Edwards has taken part in Lake Placid hockey camps numerous times, but whenever she looks up at the Olympic Center’s 1980 Herb Brooks Arena, she still feels a sense of nostalgia.

She’s only 20, so her knowledge of the events that occurred here in 1980 are mostly from the 2004 Disney movie “Miracle.” But one name stands out to her — Mark Johnson.

Johnson, a member of the 1980 U.S. Olympic hockey team, just so happens to Edwards’ hockey coach at the University of Wisconsin.

“He’s a great coach,” Edwards said. “We don’t have a very tight leash, he trusts us. He implements systems, but lets us play our game, which is incredible. He doesn’t over-do it he’s got a great balance and he’s got a lot in his brain to teach.”

At Wisconsin, Edwards helped lead her team to its 15th NCAA Frozen Four appearance as a sophomore. She recorded a career-high 56 points on 21 goals and 35 assists and had 17 multi-point games.

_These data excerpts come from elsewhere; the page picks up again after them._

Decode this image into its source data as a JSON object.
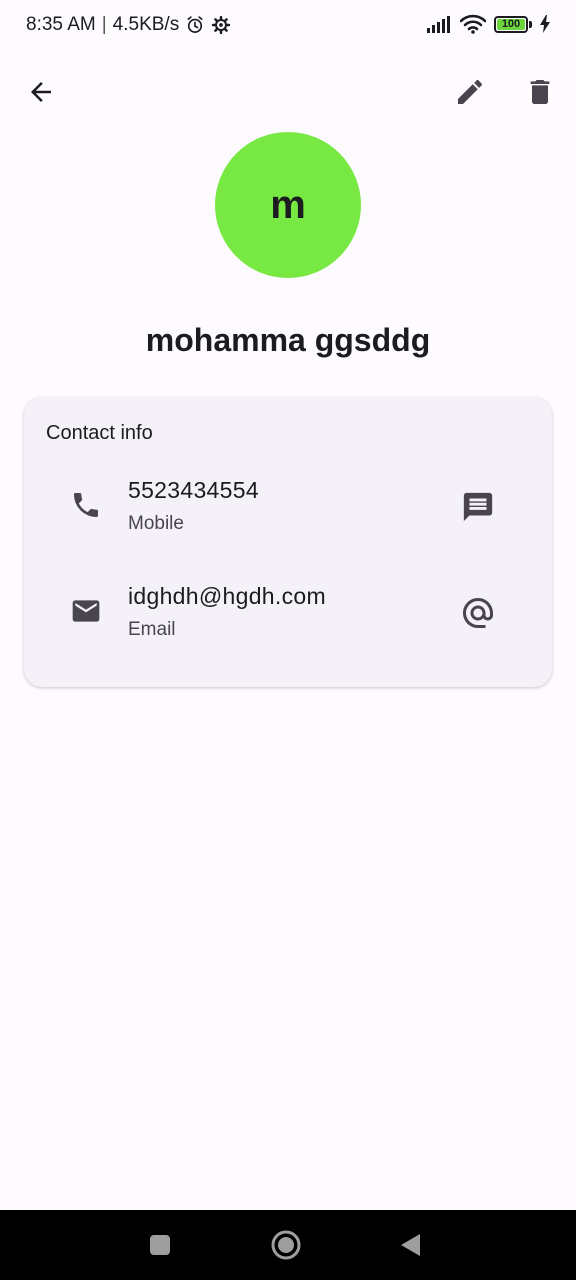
{
  "status_bar": {
    "time": "8:35 AM",
    "separator": "|",
    "network_speed": "4.5KB/s",
    "left_icons": [
      "alarm-icon",
      "settings-icon"
    ],
    "right_icons": [
      "signal-icon",
      "wifi-icon",
      "battery-icon",
      "charging-icon"
    ],
    "battery_level": "100",
    "battery_color": "#6ad63c"
  },
  "app_bar": {
    "back_icon": "arrow-back-icon",
    "edit_icon": "pencil-icon",
    "delete_icon": "trash-icon"
  },
  "contact": {
    "avatar_letter": "m",
    "avatar_color": "#78e843",
    "name": "mohamma ggsddg"
  },
  "contact_info": {
    "title": "Contact info",
    "phone": {
      "value": "5523434554",
      "type": "Mobile",
      "icon": "phone-icon",
      "action_icon": "message-icon"
    },
    "email": {
      "value": "idghdh@hgdh.com",
      "type": "Email",
      "icon": "mail-icon",
      "action_icon": "at-sign-icon"
    }
  },
  "nav_bar": {
    "buttons": [
      "recents-button",
      "home-button",
      "back-button"
    ]
  }
}
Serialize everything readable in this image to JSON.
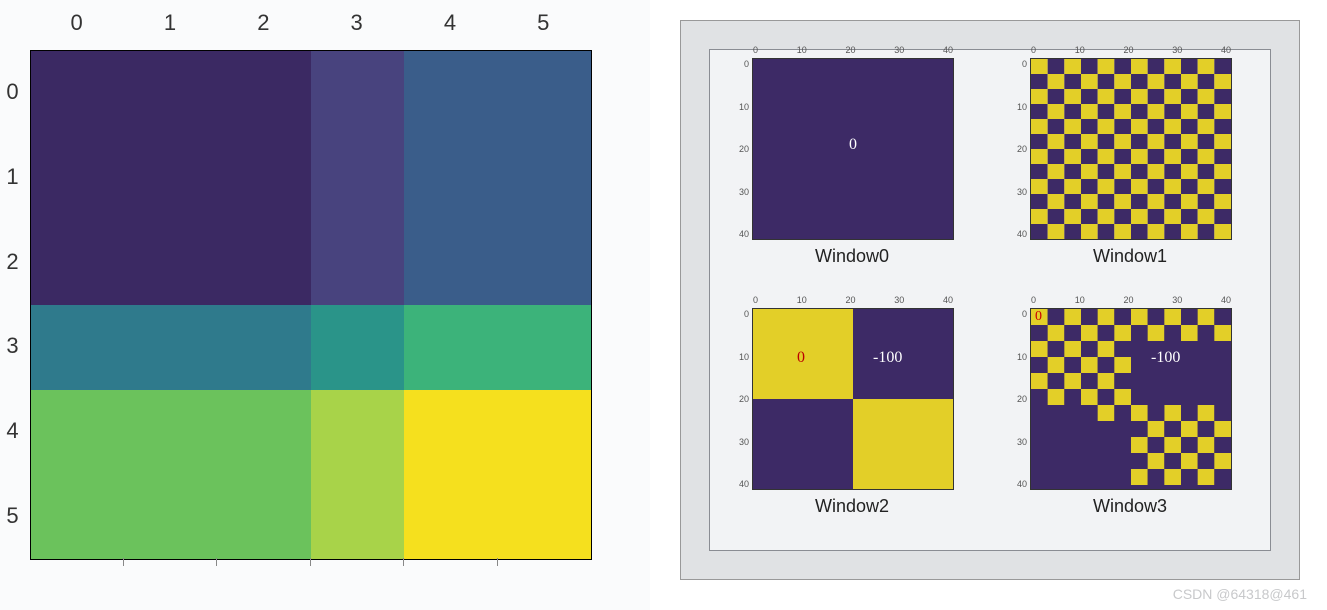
{
  "chart_data": [
    {
      "type": "heatmap",
      "title": "",
      "x_ticks": [
        "0",
        "1",
        "2",
        "3",
        "4",
        "5"
      ],
      "y_ticks": [
        "0",
        "1",
        "2",
        "3",
        "4",
        "5"
      ],
      "grid": [
        [
          0,
          0,
          0,
          1,
          2,
          2
        ],
        [
          0,
          0,
          0,
          1,
          2,
          2
        ],
        [
          0,
          0,
          0,
          1,
          2,
          2
        ],
        [
          3,
          3,
          3,
          4,
          5,
          5
        ],
        [
          6,
          6,
          6,
          7,
          8,
          8
        ],
        [
          6,
          6,
          6,
          7,
          8,
          8
        ]
      ],
      "colors": {
        "0": "#3b2963",
        "1": "#48437e",
        "2": "#3a5d8a",
        "3": "#2f7a8c",
        "4": "#2a9489",
        "5": "#3cb37a",
        "6": "#6bc25c",
        "7": "#a8d349",
        "8": "#f5e01e"
      }
    },
    {
      "type": "heatmap",
      "title": "Window0",
      "annotations": [
        {
          "text": "0",
          "x": 0.5,
          "y": 0.5,
          "color": "#fff"
        }
      ],
      "x_ticks": [
        "0",
        "10",
        "20",
        "30",
        "40"
      ],
      "y_ticks": [
        "0",
        "10",
        "20",
        "30",
        "40"
      ],
      "pattern": "solid",
      "fill": "#3d2a66"
    },
    {
      "type": "heatmap",
      "title": "Window1",
      "x_ticks": [
        "0",
        "10",
        "20",
        "30",
        "40"
      ],
      "y_ticks": [
        "0",
        "10",
        "20",
        "30",
        "40"
      ],
      "pattern": "checker",
      "cell_size": 4,
      "colors": [
        "#3d2a66",
        "#e3cf28"
      ]
    },
    {
      "type": "heatmap",
      "title": "Window2",
      "annotations": [
        {
          "text": "0",
          "x": 0.25,
          "y": 0.25,
          "color": "#b00"
        },
        {
          "text": "-100",
          "x": 0.75,
          "y": 0.25,
          "color": "#fff"
        }
      ],
      "x_ticks": [
        "0",
        "10",
        "20",
        "30",
        "40"
      ],
      "y_ticks": [
        "0",
        "10",
        "20",
        "30",
        "40"
      ],
      "pattern": "2x2",
      "blocks": [
        [
          "#e3cf28",
          "#3d2a66"
        ],
        [
          "#3d2a66",
          "#e3cf28"
        ]
      ]
    },
    {
      "type": "heatmap",
      "title": "Window3",
      "annotations": [
        {
          "text": "0",
          "x": 0.05,
          "y": 0.05,
          "color": "#c00"
        },
        {
          "text": "-100",
          "x": 0.75,
          "y": 0.25,
          "color": "#fff"
        }
      ],
      "x_ticks": [
        "0",
        "10",
        "20",
        "30",
        "40"
      ],
      "y_ticks": [
        "0",
        "10",
        "20",
        "30",
        "40"
      ],
      "pattern": "mixed"
    }
  ],
  "heatmap": {
    "xticks": [
      "0",
      "1",
      "2",
      "3",
      "4",
      "5"
    ],
    "yticks": [
      "0",
      "1",
      "2",
      "3",
      "4",
      "5"
    ]
  },
  "windows": {
    "w0": {
      "title": "Window0",
      "anno": "0",
      "ticks": [
        "0",
        "10",
        "20",
        "30",
        "40"
      ]
    },
    "w1": {
      "title": "Window1",
      "ticks": [
        "0",
        "10",
        "20",
        "30",
        "40"
      ]
    },
    "w2": {
      "title": "Window2",
      "anno1": "0",
      "anno2": "-100",
      "ticks": [
        "0",
        "10",
        "20",
        "30",
        "40"
      ]
    },
    "w3": {
      "title": "Window3",
      "anno1": "0",
      "anno2": "-100",
      "ticks": [
        "0",
        "10",
        "20",
        "30",
        "40"
      ]
    }
  },
  "watermark": "CSDN @64318@461"
}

Edwards, who grew up in Cleveland Heights, Ohio, made hockey her number one priority when she was 13. She figure skated until she was 5, and having played boys hockey most of that time until she started attended a boarding school in Rochester.

While Edwards is starting to become more of a household name on the U.S. national team, she isn’t taking anything for granted and want to inspire more girls to play hockey.

“That’s one of my big motivators right now is inspiring more girls to get into hockey because it’s very male dominated,” she said. “I think the inspiration is kind of what’s lacking sometimes. (Hopefully I can) help with that inspiration get more girls into hockey. And other girls can get other girls (to play), kind of like a domino effect.”